In 1933, a state decree established the community of Santo Antônio as a district of the municipality of Prado, on land donated by Manoel Rodrigues from his family's Fazenda Venezuela. By 1938, the district had been renamed Trindade, after the name of its first commercial street, though locally it became known as Chumbo ("lead") after a bag of lead was found in a nearby stream as the settlement was being established. In 1943, a further decree renamed the district Jucururu, with the spelling inadvertently deviating from the correct indigenous form.

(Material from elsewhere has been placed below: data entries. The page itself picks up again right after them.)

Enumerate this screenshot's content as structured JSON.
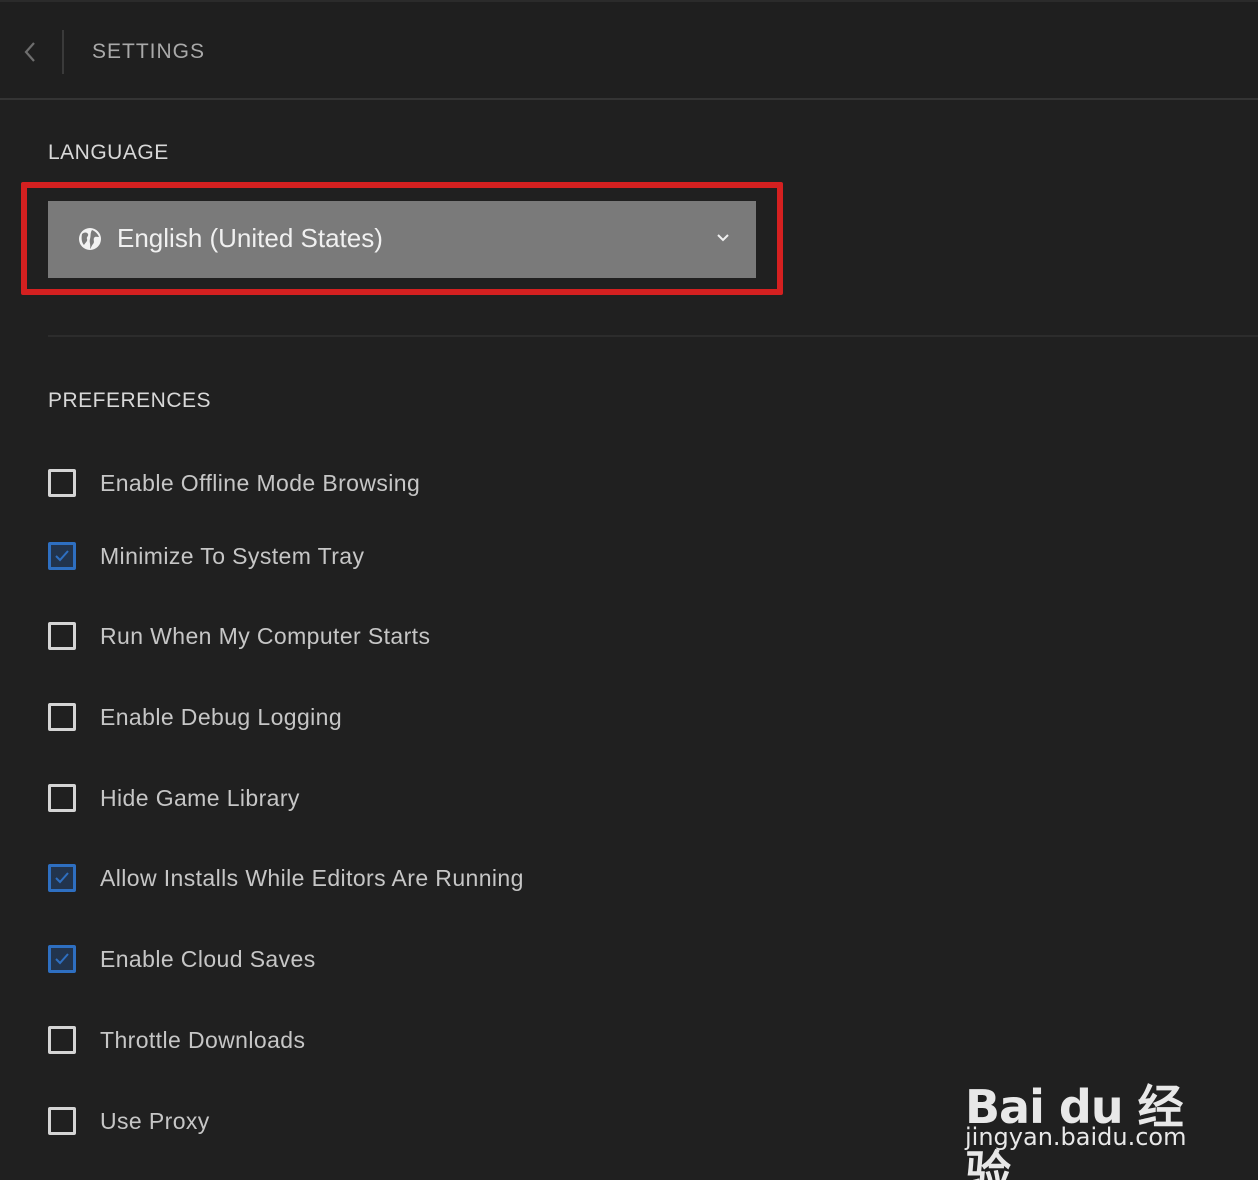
{
  "header": {
    "title": "SETTINGS"
  },
  "language": {
    "heading": "LANGUAGE",
    "selected": "English (United States)",
    "icon": "globe-icon",
    "highlight_color": "#d42020"
  },
  "preferences": {
    "heading": "PREFERENCES",
    "options": [
      {
        "label": "Enable Offline Mode Browsing",
        "checked": false
      },
      {
        "label": "Minimize To System Tray",
        "checked": true
      },
      {
        "label": "Run When My Computer Starts",
        "checked": false
      },
      {
        "label": "Enable Debug Logging",
        "checked": false
      },
      {
        "label": "Hide Game Library",
        "checked": false
      },
      {
        "label": "Allow Installs While Editors Are Running",
        "checked": true
      },
      {
        "label": "Enable Cloud Saves",
        "checked": true
      },
      {
        "label": "Throttle Downloads",
        "checked": false
      },
      {
        "label": "Use Proxy",
        "checked": false
      }
    ]
  },
  "watermark": {
    "logo": "Bai du 经验",
    "url": "jingyan.baidu.com"
  },
  "colors": {
    "background": "#202020",
    "checkbox_checked": "#2e6fc1",
    "dropdown_bg": "#7a7a7a"
  }
}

=== Transfer to Itamaraju and emancipation ===
On 10 May 1961, the district was detached from Prado and transferred to the newly created municipality of Itamaraju. In December 1968, the Jucuruçu River experienced its first major flood. During the following decades, the community grew and local representatives advocated for autonomy. On 8 August 1988, a plebiscite was held in which residents voted in favour of emancipation. On 24 February 1989, more than seventy years after the first families arrived, the district was elevated to the status of a municipality with the corrected spelling Jucuruçu. Its territory encompassed the districts of Coqueiro, Monte Azul, Água Limpa, São João da Boa Nova, Manoel Rodrigues, and Itamaraty, as well as approximately thirty rural communities. The first municipal elections were held in 1989, with Porfírio Antônio Rodrigues elected as the inaugural mayor.

=== Recent history ===
In December 2021, the municipality was struck by severe flooding of the Jucuruçu River, surpassing the 1968 event. Approximately 25 percent of the population, around 1,500 people, were left homeless. Residents used improvised flotation devices, including inflatable mattresses, to rescue neighbours from submerged homes, and the disaster drew national media attention.

== Municipal anthem ==
The official municipal anthem of Jucuruçu was first publicly performed on 24 February 2008, the municipality's anniversary. It was adopted through a 2007 municipal law following a public competition that attracted 33 entries. A judging panel selected five finalists, which were then voted on by the municipal legislature; the winning text was by municipal employee Hildeberto Gomes Onofre.